There is no ultimate guide on how to save for your rainy-day fund. Since the rainy-day fund is intended for smaller expenses, there is no suggestion on how much you need to save. You should rather make the account your best friend where you can throw your cash windfalls, such as birthday cash gifts or bonus work. You can also save the old fashioned after paying yourself as little as $20. You might be surprised how the fund grows really fast if you are not going to use it anytime soon.
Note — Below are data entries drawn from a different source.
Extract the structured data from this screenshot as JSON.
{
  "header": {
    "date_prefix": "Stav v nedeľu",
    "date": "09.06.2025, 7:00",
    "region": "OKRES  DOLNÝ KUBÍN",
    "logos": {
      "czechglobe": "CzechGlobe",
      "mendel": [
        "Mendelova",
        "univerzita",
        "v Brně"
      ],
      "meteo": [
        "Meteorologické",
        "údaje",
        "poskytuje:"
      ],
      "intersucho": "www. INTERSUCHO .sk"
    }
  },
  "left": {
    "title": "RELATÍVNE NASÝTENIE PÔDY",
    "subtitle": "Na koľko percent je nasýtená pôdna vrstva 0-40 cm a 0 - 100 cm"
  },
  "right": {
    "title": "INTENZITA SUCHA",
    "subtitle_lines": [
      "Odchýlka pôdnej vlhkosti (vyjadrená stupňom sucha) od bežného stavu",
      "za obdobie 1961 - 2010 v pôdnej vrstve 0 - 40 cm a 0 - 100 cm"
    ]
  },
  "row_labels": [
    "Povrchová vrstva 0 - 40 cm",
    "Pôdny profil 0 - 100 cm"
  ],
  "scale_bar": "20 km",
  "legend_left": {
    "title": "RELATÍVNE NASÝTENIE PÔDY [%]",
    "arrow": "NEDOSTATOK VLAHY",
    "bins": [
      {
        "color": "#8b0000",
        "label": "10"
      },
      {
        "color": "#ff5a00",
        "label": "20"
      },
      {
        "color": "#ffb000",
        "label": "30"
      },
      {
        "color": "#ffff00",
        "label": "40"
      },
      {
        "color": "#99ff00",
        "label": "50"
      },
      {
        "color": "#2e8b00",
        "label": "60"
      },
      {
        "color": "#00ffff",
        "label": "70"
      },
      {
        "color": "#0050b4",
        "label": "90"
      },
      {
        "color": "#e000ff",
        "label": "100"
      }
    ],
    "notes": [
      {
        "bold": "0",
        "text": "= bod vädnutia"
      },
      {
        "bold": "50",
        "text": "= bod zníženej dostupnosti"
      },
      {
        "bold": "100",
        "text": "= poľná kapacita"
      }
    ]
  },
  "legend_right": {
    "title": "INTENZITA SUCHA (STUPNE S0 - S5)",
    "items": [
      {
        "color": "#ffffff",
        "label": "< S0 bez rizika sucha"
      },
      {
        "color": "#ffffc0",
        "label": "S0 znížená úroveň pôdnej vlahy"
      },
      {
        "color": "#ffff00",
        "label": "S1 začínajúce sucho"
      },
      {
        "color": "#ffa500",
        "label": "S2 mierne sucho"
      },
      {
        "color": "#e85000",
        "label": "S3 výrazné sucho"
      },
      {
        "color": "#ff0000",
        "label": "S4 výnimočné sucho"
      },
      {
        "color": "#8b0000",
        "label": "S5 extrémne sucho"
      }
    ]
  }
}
Remember, rainy day funds should only be used when a tight budget needs an outside cushion. Therefore, if you don’t use it, you can transfer it to an emergency fund after some time. Learn More on how to save for a rainy day, especially in Singapore.

Final Words

Do you need both funds? The ultimate answer is yes. You need a rainy-day fund for daily expenses and an emergency fund for true future emergencies. Since an emergency fund is intended for long-term emergencies, you can use a rainy-day fund for daily or monthly expenses as you grow your emergency fund. A rainy-day fund can also be used for larger expenses like utility bills and repairing a broken car without using your credit card or touching your emergency fund. Therefore, building both saving accounts is vital to cushion you in any financial situation.